Но вот Перовская увидела, что царь бьется в конвульсиях… Какие-то люди подняли его, положили в сани и повезли. Ей хотелось бежать к месту катастрофы, чтоб оказать помощь лежавшему на снегу Гриневицкому – ведь она была медицинской сестрой, но видя, что раненых подбирают и уносят в Конюшенный госпиталь, Перовская вспомнила о главном – о царе. "Неужели он жив? Неужели его спасут? Чего же смотрят и ждут остальные метальщики?"
С другой стороны канала отчетливо были слышны голоса толпы. Перовская прислушалась:
– Государя убили! Чего спрашивать?
– Повезли во дворец, может, спасут…
– Какое! Весь кровью изошел…
Чтоб знать наверное, что с царем, Перовская поспешила на Дворцовую площадь, куда уже со всего Петербурга сбегался народ.
Когда она дошла до Дворцовой, здание Зимнего было оцеплено войсками и жандармами. Близко никого не подпускали, кроме карет с гербами и ливрейными лакеями. Кареты съезжались к Салтыковскому подъезду.
Перовская, затерявшись в толпе, жадно прислушивалась к разговорам и пыталась продвинуться ближе к дворцу.
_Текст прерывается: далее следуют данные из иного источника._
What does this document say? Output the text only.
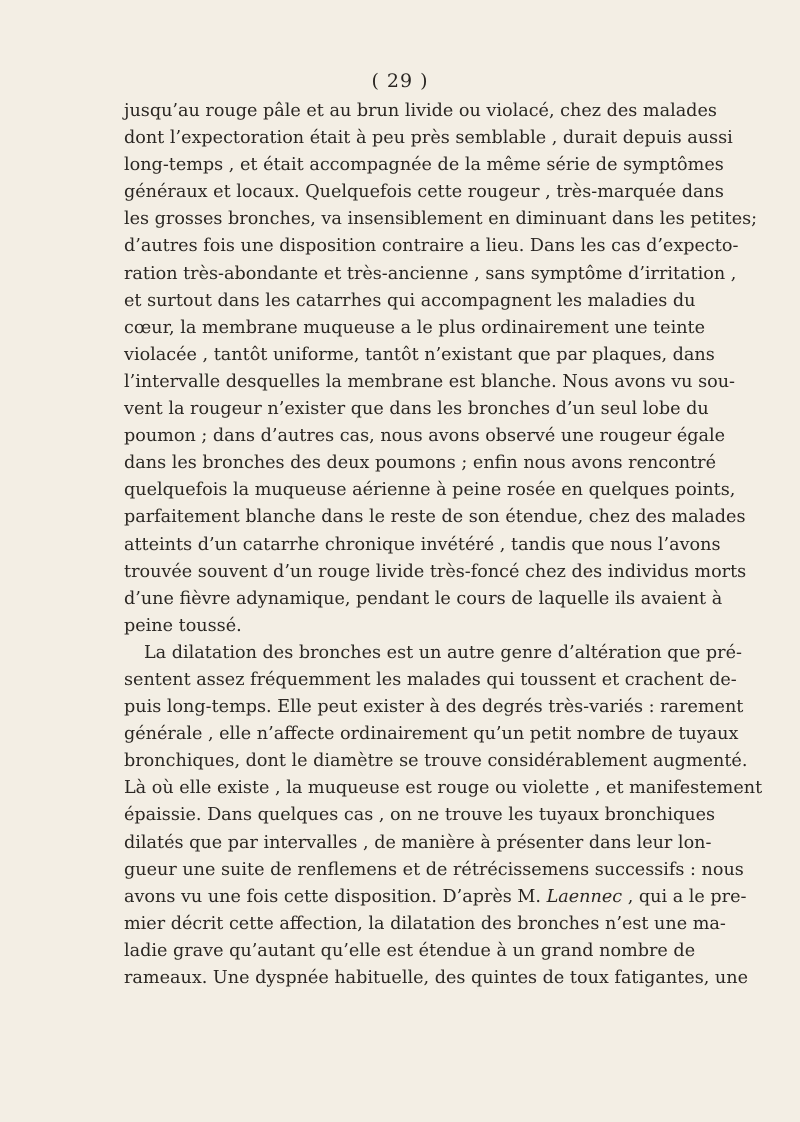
( 29 )
jusqu’au rouge pâle et au brun livide ou violacé, chez des malades
dont l’expectoration était à peu près semblable , durait depuis aussi
long-temps , et était accompagnée de la même série de symptômes
généraux et locaux. Quelquefois cette rougeur , très-marquée dans
les grosses bronches, va insensiblement en diminuant dans les petites;
d’autres fois une disposition contraire a lieu. Dans les cas d’expecto-
ration très-abondante et très-ancienne , sans symptôme d’irritation ,
et surtout dans les catarrhes qui accompagnent les maladies du
cœur, la membrane muqueuse a le plus ordinairement une teinte
violacée , tantôt uniforme, tantôt n’existant que par plaques, dans
l’intervalle desquelles la membrane est blanche. Nous avons vu sou-
vent la rougeur n’exister que dans les bronches d’un seul lobe du
poumon ; dans d’autres cas, nous avons observé une rougeur égale
dans les bronches des deux poumons ; enfin nous avons rencontré
quelquefois la muqueuse aérienne à peine rosée en quelques points,
parfaitement blanche dans le reste de son étendue, chez des malades
atteints d’un catarrhe chronique invétéré , tandis que nous l’avons
trouvée souvent d’un rouge livide très-foncé chez des individus morts
d’une fièvre adynamique, pendant le cours de laquelle ils avaient à
peine toussé.
La dilatation des bronches est un autre genre d’altération que pré-
sentent assez fréquemment les malades qui toussent et crachent de-
puis long-temps. Elle peut exister à des degrés très-variés : rarement
générale , elle n’affecte ordinairement qu’un petit nombre de tuyaux
bronchiques, dont le diamètre se trouve considérablement augmenté.
Là où elle existe , la muqueuse est rouge ou violette , et manifestement
épaissie. Dans quelques cas , on ne trouve les tuyaux bronchiques
dilatés que par intervalles , de manière à présenter dans leur lon-
gueur une suite de renflemens et de rétrécissemens successifs : nous
avons vu une fois cette disposition. D’après M. Laennec , qui a le pre-
mier décrit cette affection, la dilatation des bronches n’est une ma-
ladie grave qu’autant qu’elle est étendue à un grand nombre de
rameaux. Une dyspnée habituelle, des quintes de toux fatigantes, une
В толпе отрывочными фразами говорили о двух взрывах и поимке террориста, о том, что государю оторвало ноги, и о том, что наследник-цесаревич ужо прискакал в Зимний. Ни ликования, ни радости, ни возмущения никто не выражал. Большинство равнодушно молчали и бесстрастно ждали, что будет дальше.
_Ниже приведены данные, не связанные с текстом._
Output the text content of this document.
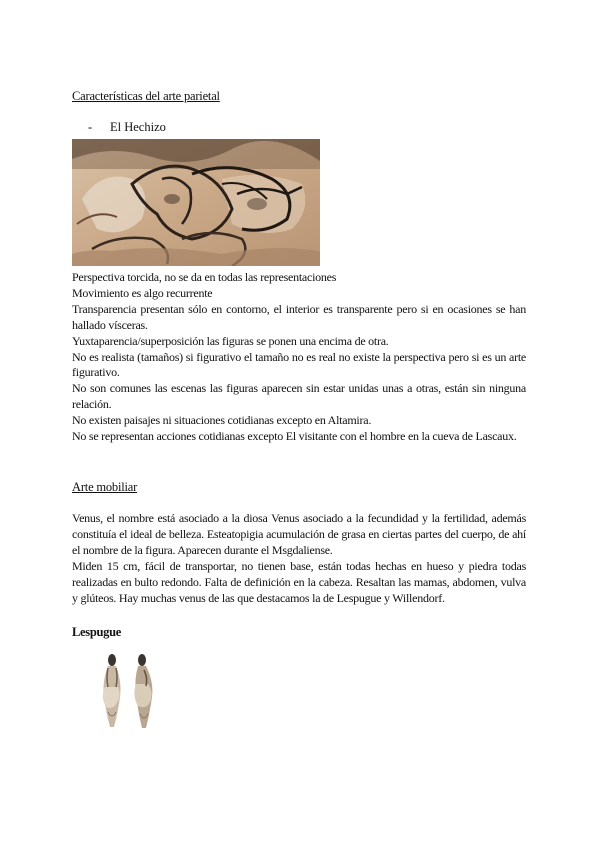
Características del arte parietal
- El Hechizo

Perspectiva torcida, no se da en todas las representaciones

Movimiento es algo recurrente

Transparencia presentan sólo en contorno, el interior es transparente pero si en ocasiones se han hallado vísceras.

Yuxtaparencia/superposición las figuras se ponen una encima de otra.

No es realista (tamaños) si figurativo el tamaño no es real no existe la perspectiva pero si es un arte figurativo.

No son comunes las escenas las figuras aparecen sin estar unidas unas a otras, están sin ninguna relación.

No existen paisajes ni situaciones cotidianas excepto en Altamira.

No se representan acciones cotidianas excepto El visitante con el hombre en la cueva de Lascaux.

Arte mobiliar

Venus, el nombre está asociado a la diosa Venus asociado a la fecundidad y la fertilidad, además constituía el ideal de belleza. Esteatopigia acumulación de grasa en ciertas partes del cuerpo, de ahí el nombre de la figura. Aparecen durante el Msgdaliense.

Miden 15 cm, fácil de transportar, no tienen base, están todas hechas en hueso y piedra todas realizadas en bulto redondo. Falta de definición en la cabeza. Resaltan las mamas, abdomen, vulva y glúteos. Hay muchas venus de las que destacamos la de Lespugue y Willendorf.

Lespugue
Когда спускали флаг, по толпе пополз шепот:
– Тише, флаг спускают… кончился, должно…
– Ох, убили! Кончился наш голубчик, – запричитала какая-то купчиха.
– Ишь, заныла, сердобольная, – зло огрызнулся рыжеватый парень в сером башлыке поверх ушанки. – Не голубчик, а коршун кончился… коршун-стервятник. Надо бога благодарить, что добрые люди убили лиходея…
– Ты как посмел? Ты кого костишь, паршивец! – срываясь на визг, закричал старик в старомодной шинели. – Эй, молодцы-жандармы, хватайте его – это якобинец!
Двое верзил в синих шинелях, дыша паром, бросились на крик, но парень уже скрылся в толпе.
– Где смутьян? Куда каторжник скрылся?
– Вона в толпе маячит, – указал старичок, – вон серый башлык.
– А ну, раздайся! – дико закричал черноусый жандарм и, работая локтями, пошел сквозь толпу.
– Но, но, не нажимай, а то по мордам начнем бить, – свирепо рычал другой, пробираясь следом.
– Братцы, не выдай! – взмолился парень и, сорвав башлык, присел, затерялся в толпе.
– Держите его, держите ка-на-ль… Ох, не давите, сволочи… Ох, мочи нет… Гав-ри-ла!
Второй жандарм, сдавленный со всех сторон, только прохрипел что-то невнятное…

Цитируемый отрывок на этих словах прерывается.